Tuesday, 25 August 2020

Lebih Berilmu Berani Jujur Dalam Ujian Nasional, Itu Hebat…!

Sahabat Edukasi yang berbahagia…

Kejujuran akan selalu membawa kemujuran pada akhirnya. Tak terkecuali dalam pelaksanaan ujian nasional tahun 2015 kali ini, di mana kelulusan tidak lagi berdasarkan nilai UN akan tetapi ditentukan oleh sekolah. 

Terkait dengan berani jujur dalam ujian, berikut editorial yang admin share dari situs Kemdikbud RI selengkapnya, semoga bermanfaat faktual bagi kita semua… Aamiin…
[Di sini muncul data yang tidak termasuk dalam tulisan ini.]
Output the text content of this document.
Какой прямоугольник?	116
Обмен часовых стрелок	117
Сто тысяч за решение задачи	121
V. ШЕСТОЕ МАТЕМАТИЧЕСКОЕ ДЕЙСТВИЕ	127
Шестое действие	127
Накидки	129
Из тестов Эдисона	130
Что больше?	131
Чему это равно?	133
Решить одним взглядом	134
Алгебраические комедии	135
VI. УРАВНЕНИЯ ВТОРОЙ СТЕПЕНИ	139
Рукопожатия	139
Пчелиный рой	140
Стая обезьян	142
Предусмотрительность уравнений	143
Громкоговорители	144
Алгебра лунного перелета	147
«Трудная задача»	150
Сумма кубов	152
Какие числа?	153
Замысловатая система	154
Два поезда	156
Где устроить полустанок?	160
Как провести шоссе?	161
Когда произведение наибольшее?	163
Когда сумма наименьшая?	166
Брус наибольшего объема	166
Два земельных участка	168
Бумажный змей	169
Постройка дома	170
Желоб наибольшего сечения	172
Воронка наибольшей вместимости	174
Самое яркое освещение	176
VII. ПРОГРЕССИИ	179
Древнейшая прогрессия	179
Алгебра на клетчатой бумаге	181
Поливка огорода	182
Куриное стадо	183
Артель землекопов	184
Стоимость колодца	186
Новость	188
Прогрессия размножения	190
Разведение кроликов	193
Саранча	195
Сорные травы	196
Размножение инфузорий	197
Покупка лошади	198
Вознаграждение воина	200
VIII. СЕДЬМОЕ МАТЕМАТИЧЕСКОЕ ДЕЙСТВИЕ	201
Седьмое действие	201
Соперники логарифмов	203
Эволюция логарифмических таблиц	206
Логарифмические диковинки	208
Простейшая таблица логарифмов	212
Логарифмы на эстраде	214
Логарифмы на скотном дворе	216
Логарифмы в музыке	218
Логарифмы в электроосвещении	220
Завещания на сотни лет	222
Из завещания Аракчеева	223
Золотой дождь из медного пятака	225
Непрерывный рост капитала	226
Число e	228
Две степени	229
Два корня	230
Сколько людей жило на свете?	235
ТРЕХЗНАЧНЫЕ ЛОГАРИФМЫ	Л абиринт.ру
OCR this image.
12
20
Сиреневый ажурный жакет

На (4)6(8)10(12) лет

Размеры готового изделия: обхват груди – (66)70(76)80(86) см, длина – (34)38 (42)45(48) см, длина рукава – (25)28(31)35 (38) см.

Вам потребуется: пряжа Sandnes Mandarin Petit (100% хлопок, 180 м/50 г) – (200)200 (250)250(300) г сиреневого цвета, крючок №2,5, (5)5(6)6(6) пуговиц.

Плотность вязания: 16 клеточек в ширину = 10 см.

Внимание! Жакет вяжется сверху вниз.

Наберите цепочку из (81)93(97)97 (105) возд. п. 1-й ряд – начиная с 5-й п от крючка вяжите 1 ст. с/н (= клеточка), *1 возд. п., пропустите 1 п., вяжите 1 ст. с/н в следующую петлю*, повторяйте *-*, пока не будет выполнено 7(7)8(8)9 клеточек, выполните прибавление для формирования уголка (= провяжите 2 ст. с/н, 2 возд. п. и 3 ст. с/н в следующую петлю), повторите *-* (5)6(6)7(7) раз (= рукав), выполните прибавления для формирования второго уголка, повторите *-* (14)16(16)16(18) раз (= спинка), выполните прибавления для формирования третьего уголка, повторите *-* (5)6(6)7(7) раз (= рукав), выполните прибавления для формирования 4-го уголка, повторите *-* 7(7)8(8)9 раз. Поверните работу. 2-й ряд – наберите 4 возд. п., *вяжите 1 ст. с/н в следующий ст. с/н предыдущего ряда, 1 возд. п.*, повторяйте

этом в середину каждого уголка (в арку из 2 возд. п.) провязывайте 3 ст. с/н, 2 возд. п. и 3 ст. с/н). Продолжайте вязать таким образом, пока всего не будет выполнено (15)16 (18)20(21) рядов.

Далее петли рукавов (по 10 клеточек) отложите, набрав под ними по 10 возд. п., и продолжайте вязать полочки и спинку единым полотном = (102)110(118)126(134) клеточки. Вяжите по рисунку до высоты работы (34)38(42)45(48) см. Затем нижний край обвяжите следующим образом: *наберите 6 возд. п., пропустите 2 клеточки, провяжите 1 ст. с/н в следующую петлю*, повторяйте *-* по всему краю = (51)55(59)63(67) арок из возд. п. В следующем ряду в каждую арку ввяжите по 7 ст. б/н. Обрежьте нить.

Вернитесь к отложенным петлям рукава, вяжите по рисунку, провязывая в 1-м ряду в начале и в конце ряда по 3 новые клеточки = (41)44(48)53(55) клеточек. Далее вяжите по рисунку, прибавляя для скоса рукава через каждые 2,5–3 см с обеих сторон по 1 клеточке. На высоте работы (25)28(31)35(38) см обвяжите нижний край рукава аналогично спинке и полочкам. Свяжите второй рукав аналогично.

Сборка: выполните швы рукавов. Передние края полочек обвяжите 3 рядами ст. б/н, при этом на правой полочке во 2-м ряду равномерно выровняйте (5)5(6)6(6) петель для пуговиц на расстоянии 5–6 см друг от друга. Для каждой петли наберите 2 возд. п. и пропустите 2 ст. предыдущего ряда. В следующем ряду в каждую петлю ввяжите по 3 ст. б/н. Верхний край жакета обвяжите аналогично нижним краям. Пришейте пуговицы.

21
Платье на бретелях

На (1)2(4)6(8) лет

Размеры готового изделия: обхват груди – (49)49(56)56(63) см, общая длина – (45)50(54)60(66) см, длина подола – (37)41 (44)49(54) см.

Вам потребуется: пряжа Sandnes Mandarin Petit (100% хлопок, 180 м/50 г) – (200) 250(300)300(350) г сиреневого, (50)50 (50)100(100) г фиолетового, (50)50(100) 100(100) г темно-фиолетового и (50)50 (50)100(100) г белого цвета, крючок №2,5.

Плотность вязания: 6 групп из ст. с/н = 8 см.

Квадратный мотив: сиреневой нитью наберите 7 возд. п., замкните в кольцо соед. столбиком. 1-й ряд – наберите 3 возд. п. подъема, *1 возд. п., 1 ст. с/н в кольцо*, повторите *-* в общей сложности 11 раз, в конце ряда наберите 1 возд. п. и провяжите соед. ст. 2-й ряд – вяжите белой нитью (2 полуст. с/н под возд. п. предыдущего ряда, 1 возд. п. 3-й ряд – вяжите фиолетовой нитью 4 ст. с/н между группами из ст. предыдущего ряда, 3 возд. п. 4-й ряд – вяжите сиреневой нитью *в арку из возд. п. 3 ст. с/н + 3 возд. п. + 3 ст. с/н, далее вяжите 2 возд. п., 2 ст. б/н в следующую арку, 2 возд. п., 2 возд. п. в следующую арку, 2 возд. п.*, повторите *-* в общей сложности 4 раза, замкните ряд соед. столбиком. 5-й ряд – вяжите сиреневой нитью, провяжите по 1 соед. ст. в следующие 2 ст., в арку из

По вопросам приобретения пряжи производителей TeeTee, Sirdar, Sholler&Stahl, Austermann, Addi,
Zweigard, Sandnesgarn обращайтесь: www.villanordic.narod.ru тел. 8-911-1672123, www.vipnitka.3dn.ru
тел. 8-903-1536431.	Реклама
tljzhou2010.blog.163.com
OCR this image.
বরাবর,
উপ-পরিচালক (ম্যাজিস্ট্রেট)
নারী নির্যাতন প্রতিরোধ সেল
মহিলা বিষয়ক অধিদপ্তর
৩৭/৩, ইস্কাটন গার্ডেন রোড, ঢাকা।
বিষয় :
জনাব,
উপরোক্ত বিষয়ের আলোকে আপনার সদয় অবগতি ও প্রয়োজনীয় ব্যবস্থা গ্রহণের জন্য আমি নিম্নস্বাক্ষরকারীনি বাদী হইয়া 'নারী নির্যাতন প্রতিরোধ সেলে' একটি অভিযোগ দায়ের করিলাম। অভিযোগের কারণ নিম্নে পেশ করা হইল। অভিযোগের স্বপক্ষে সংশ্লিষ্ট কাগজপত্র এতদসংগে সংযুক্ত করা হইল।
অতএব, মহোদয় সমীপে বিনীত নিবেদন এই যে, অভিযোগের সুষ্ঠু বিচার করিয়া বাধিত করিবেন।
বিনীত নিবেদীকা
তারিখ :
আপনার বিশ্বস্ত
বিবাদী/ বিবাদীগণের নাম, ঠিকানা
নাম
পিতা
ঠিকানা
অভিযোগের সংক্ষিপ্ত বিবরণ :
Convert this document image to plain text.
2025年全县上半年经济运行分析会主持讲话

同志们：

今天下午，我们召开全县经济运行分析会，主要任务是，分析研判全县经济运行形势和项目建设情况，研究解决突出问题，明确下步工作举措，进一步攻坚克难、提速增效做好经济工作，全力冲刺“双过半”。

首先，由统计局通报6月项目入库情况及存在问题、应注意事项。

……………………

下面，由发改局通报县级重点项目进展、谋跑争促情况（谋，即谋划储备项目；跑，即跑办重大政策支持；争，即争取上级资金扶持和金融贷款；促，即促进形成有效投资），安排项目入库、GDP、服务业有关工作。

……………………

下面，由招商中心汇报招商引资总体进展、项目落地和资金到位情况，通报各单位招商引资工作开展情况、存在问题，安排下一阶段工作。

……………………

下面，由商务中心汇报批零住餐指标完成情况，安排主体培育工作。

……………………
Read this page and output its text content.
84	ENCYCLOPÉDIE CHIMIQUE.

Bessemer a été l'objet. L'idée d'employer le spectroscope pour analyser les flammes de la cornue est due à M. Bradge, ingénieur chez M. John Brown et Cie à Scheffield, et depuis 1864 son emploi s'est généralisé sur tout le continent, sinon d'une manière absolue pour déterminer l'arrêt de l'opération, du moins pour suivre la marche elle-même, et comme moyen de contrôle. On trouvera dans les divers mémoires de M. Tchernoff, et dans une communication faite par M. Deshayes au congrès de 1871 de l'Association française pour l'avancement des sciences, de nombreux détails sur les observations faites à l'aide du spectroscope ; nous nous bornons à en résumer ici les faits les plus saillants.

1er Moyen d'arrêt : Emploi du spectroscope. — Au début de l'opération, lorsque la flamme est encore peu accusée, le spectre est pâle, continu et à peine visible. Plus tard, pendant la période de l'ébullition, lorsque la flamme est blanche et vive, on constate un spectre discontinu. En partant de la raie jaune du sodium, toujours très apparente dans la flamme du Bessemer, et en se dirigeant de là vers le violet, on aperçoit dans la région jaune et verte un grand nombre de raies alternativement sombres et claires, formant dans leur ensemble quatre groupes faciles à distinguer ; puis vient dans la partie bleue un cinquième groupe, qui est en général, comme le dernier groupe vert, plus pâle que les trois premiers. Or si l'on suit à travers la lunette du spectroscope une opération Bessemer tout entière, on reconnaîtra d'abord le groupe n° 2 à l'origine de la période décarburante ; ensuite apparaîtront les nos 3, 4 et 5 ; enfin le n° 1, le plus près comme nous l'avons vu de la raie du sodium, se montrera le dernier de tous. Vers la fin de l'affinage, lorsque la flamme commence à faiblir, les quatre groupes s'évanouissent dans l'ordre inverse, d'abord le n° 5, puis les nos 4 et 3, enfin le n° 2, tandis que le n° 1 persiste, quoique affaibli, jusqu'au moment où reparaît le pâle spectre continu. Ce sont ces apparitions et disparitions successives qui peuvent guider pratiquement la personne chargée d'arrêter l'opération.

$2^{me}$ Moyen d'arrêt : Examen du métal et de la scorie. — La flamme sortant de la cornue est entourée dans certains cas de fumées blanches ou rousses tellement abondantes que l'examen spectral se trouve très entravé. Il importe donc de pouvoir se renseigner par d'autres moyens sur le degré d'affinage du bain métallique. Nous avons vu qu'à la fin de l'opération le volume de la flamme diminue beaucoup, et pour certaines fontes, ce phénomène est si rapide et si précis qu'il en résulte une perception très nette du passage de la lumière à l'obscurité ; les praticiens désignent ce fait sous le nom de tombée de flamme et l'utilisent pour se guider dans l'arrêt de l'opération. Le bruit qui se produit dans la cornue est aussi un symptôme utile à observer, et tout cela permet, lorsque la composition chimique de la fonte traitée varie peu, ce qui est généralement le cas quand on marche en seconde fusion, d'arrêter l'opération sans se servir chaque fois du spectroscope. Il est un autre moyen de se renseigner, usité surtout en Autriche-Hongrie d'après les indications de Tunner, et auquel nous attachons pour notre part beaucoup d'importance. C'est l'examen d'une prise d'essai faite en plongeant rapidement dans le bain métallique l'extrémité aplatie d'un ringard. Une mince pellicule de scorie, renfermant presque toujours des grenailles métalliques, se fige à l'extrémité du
Ada kabar baik dalam pelaksanaan ujian nasional siswa sekolah menengah atas (SMA) kali ini. Apresiasi patut diberikan kepada Kementerian Pendidikan dan Kebudayaan. 

Salah satu poin yang menarik, ujian tidak mutlak menjadi penentu kelulusan. Ini melegakan, alasannya ialah memang tidak mungkin meringkas performa siswa selama tiga tahun masa berguru hanya dalam tiga hari ujian.

Ujian kali ini juga menerapkan terobosan yang membesarkan hati. Ada 585 sekolah dari ratusan ribu sekolah di seluruh Indonesia yang menyelenggarakan ujian secara online, dengan koneksi Internet. 

Ujian online jauh lebih hemat, tanpa jutaan lembar kertas, tanpa ongkos distribusi. Dan, yang lebih penting, ujian online juga lebih aman. Murid dibekali kata kunci (password), dan hanya ia sendiri yang dapat membuka naskah ujian. Terobosan ini layak diperluas hingga ke seluruh Indonesia, dengan syarat perbaikan infrastruktur pendukung.

Sayangnya, di tengah kemajuan itu, tetap saja kebocoran terjadi. Ftederasi Guru Seluruh Indonesia (FGSI) melaporkan adanya jual-beli kunci soal ujian dengan nilai Rp 14-21 juta. Juga dilaporkan ada guru yang mengunduh 25 jenis soal ujian melalui lemari virtual Google Drive. Kendati jumlah variasi soal ujian ada 11.730 paket dan yang bocor di Google Drive “hanya” 25 jenis paket (0,0021 persen), tetap saja kebocoran ini mengecewakan.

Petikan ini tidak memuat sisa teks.